Дочка (не) Аристократка. Невинность за жизнь брата. 18+ - Арий Родович

Хоть я и не люблю это вспоминать, но стоит рассказать. Чтобы вы поняли, почему я не могу назвать Викторию матерью. Для меня она — Вика. Женщина, которая выбрала свой путь и проходила через такое чуть ли не каждый день. Когда я сама оказалась на её месте, я поняла, что это значит — быть вещью, телом для чужого развлечения. С тех пор слово «мама» для меня стало чем-то другим, не про неё.
В зале он уже был мерзким. Толстая шея, лицо, блестящее от жира, мелкие глаза, которые скользили по моему телу так, будто он примерял товар на рынке. И всё же там, среди люстр и музыки, он держал маску. На нём был дорогой костюм, тугие запонки, запах парфюма — тяжёлого, мужского, перебивающего кислый пот. Если смотреть мельком, можно было подумать: состоятельный человек, один из тех, кто привык быть в центре. Я пыталась зацепиться за это: пусть будет противен, но хотя бы сдержанный.
Но когда дверь закрылась, маска слетела. В ту же секунду.
Он даже не сделал вид, что хочет поговорить или притронуться нежно. Снял пиджак, вытер лоб ладонью, и по лицу потекли капли пота. Дорогой аромат вперемешку с кислым, липким запахом тела ударил в нос. Он открыл рот — и из уголков потянулись тонкие струйки слюны. Я видела, как он сглатывает и она снова вытекает. И улыбка стала другой: не светская, а сытая, хищная.
— Раздевайся, — сказал он, даже не глядя в глаза. Голос низкий, вязкий, с хрипотцой.
Я молча потянулась к лямкам, стянула платье. Бельё — белое кружево, специально купленное для этой ночи. Он оглядел меня сверху вниз, как мясник тушу. Подошёл ближе, ткнул пальцами в грудь, приподнял, будто проверяя упругость. Провёл ладонью по животу, задержался на бёдрах. Я чувствовала липкость его пальцев даже сквозь ткань.
— Хорошо, — хмыкнул. — Девственность, говоришь? Сегодня проверим.
Он толкнул меня на край кровати. Я села, стараясь не дрожать. Он наклонился и неожиданно уткнулся лицом в моё плечо, провёл языком по коже. Меня передёрнуло. Но он будто опьянел от этого — шумно вдохнул, задышал чаще, и тут же опустился ниже.
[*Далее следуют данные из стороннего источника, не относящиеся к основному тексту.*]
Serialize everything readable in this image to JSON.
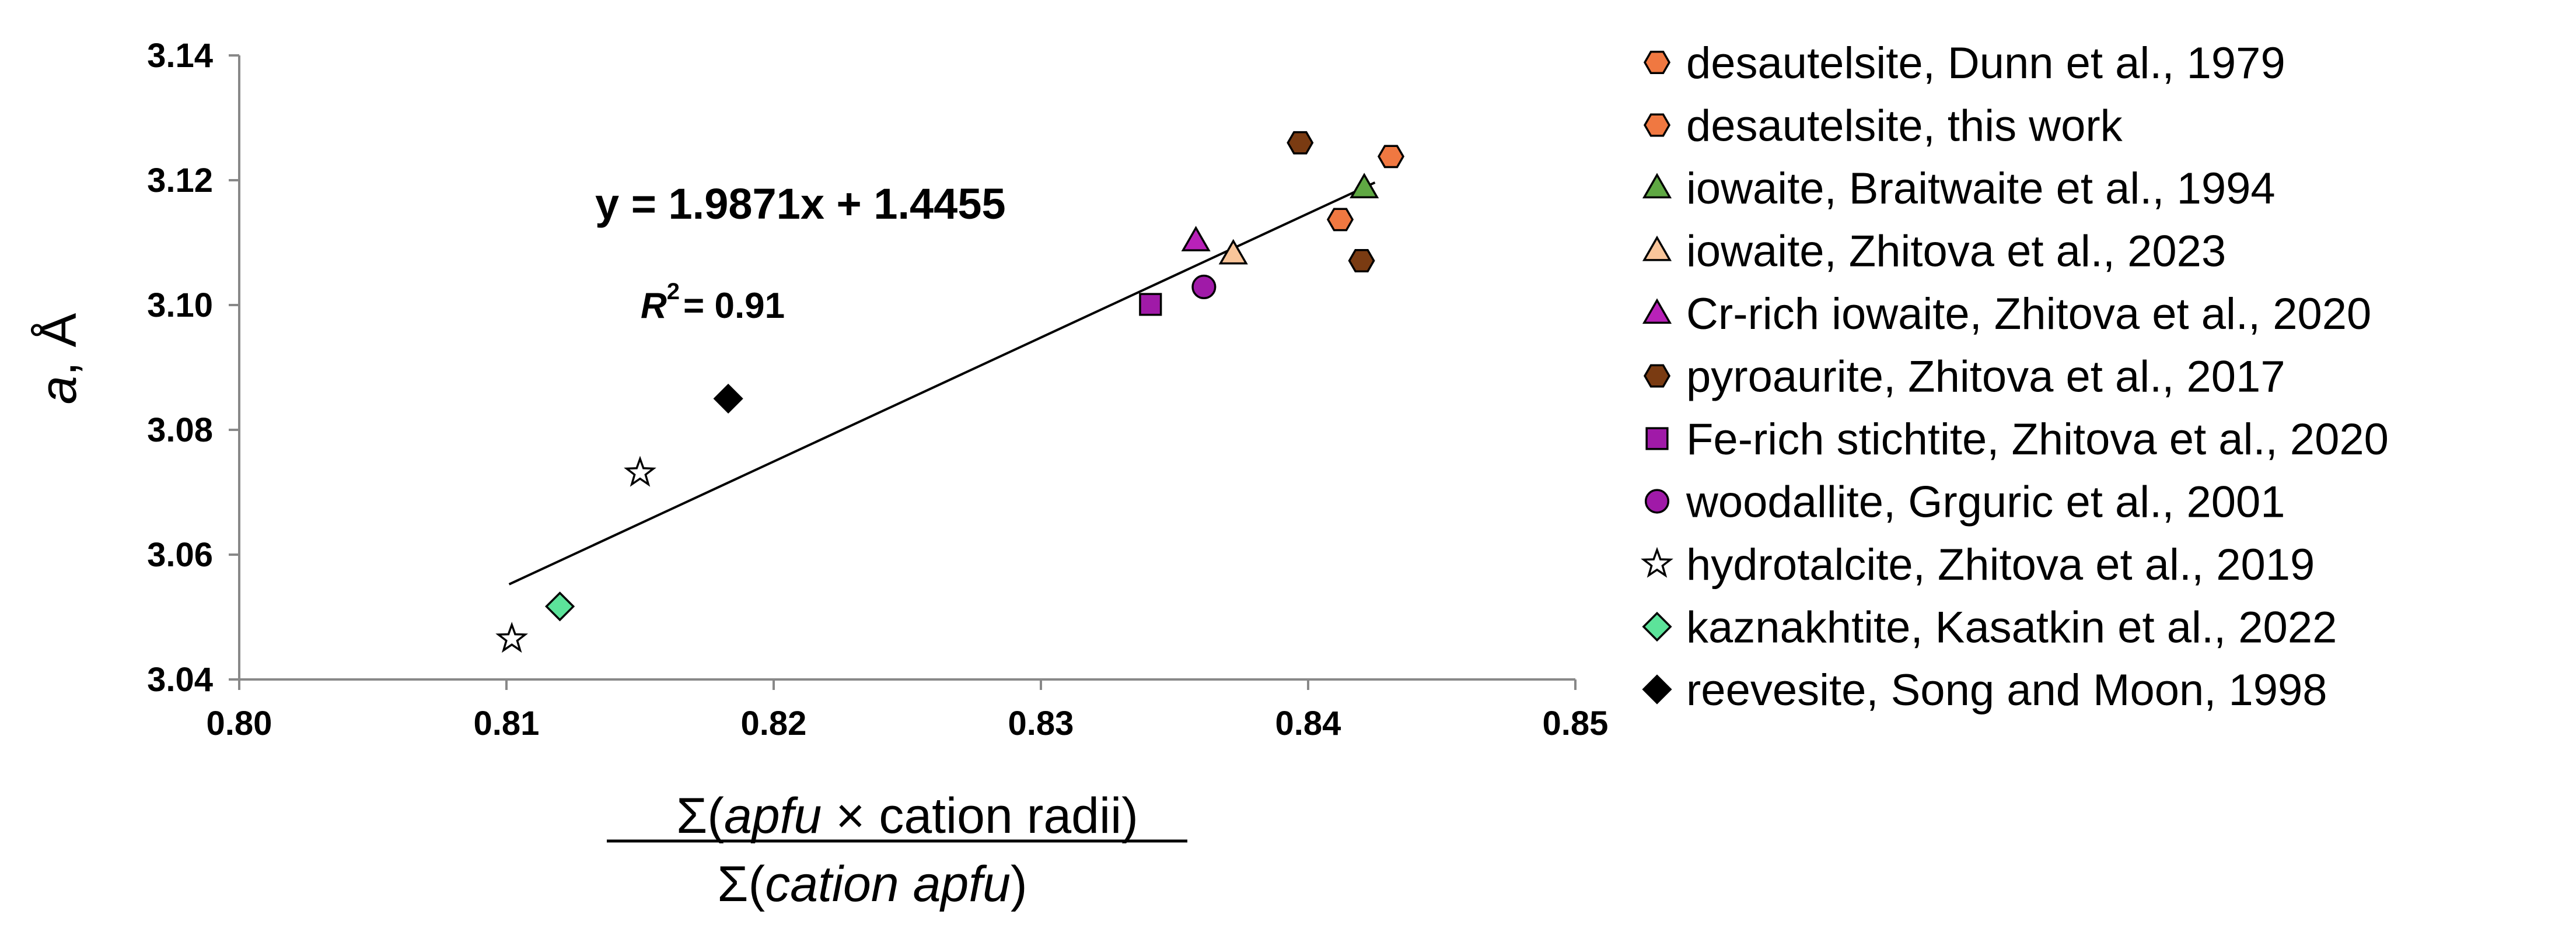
{
  "chart_data": {
    "type": "scatter",
    "title": "",
    "xlabel": {
      "numerator_prefix": "Σ(",
      "numerator_italic": "apfu",
      "numerator_suffix": " × cation radii)",
      "denominator_prefix": "Σ(",
      "denominator_italic": "cation apfu",
      "denominator_suffix": ")"
    },
    "ylabel": {
      "italic": "a",
      "rest": ", Å"
    },
    "xlim": [
      0.8,
      0.85
    ],
    "ylim": [
      3.04,
      3.14
    ],
    "x_ticks": [
      "0.80",
      "0.81",
      "0.82",
      "0.83",
      "0.84",
      "0.85"
    ],
    "y_ticks": [
      "3.04",
      "3.06",
      "3.08",
      "3.10",
      "3.12",
      "3.14"
    ],
    "grid": false,
    "legend_position": "right",
    "trendline": {
      "slope": 1.9871,
      "intercept": 1.4455,
      "x_range": [
        0.8101,
        0.8425
      ],
      "equation": "y = 1.9871x + 1.4455",
      "r2_prefix": "R",
      "r2_exp": "2",
      "r2_value": "= 0.91",
      "color": "#000000"
    },
    "series": [
      {
        "name": "desautelsite, Dunn et al., 1979",
        "marker": "hexagon",
        "color": "#F07841",
        "points": [
          [
            0.8431,
            3.1238
          ]
        ]
      },
      {
        "name": "desautelsite, this work",
        "marker": "hexagon",
        "color": "#F07841",
        "points": [
          [
            0.8412,
            3.1137
          ]
        ]
      },
      {
        "name": "iowaite, Braitwaite et al., 1994",
        "marker": "triangle",
        "color": "#5FA843",
        "points": [
          [
            0.8421,
            3.1188
          ]
        ]
      },
      {
        "name": "iowaite, Zhitova et al., 2023",
        "marker": "triangle",
        "color": "#F9C59A",
        "points": [
          [
            0.8372,
            3.1082
          ]
        ]
      },
      {
        "name": "Cr-rich iowaite, Zhitova et al., 2020",
        "marker": "triangle",
        "color": "#B821B8",
        "points": [
          [
            0.8358,
            3.1103
          ]
        ]
      },
      {
        "name": "pyroaurite, Zhitova et al., 2017",
        "marker": "hexagon",
        "color": "#7A3B12",
        "points": [
          [
            0.8397,
            3.126
          ],
          [
            0.842,
            3.1071
          ]
        ]
      },
      {
        "name": "Fe-rich stichtite, Zhitova et al., 2020",
        "marker": "square",
        "color": "#A01AA8",
        "points": [
          [
            0.8341,
            3.1001
          ]
        ]
      },
      {
        "name": "woodallite, Grguric et al., 2001",
        "marker": "circle",
        "color": "#A01AA8",
        "points": [
          [
            0.8361,
            3.1029
          ]
        ]
      },
      {
        "name": "hydrotalcite, Zhitova et al., 2019",
        "marker": "star",
        "color": "#FFFFFF",
        "points": [
          [
            0.8102,
            3.0465
          ],
          [
            0.815,
            3.0731
          ]
        ]
      },
      {
        "name": "kaznakhtite, Kasatkin et al., 2022",
        "marker": "diamond",
        "color": "#5CE39A",
        "points": [
          [
            0.812,
            3.0517
          ]
        ]
      },
      {
        "name": "reevesite, Song and Moon, 1998",
        "marker": "diamond",
        "color": "#000000",
        "points": [
          [
            0.8183,
            3.085
          ]
        ]
      }
    ]
  }
}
Он облизывал всё. Не торопясь, с какой-то жадной тщательностью. Плечи, руки до запястий, ладони, пальцы. Каждый раз язык оставлял липкий след, и он шумно сопел, втягивая запах. Дальше — шея, грудь, живот. Он облизывал, посасывал, задерживался так, будто хотел выжать вкус.
Я старалась не думать о том, что происходит. Сжимала зубы и повторяла в голове: ради брата, ради брата, ради брата.
Он отстранился только затем, чтобы сдёрнуть с меня остатки белья. Швырнул на пол. Его глаза блестели, на губах пена слюны. Я впервые ощутила настоящий страх: не перед мужчиной, а перед животным, которому дали волю.
— Ложись, — приказал он. — Я всё попробую. Всё.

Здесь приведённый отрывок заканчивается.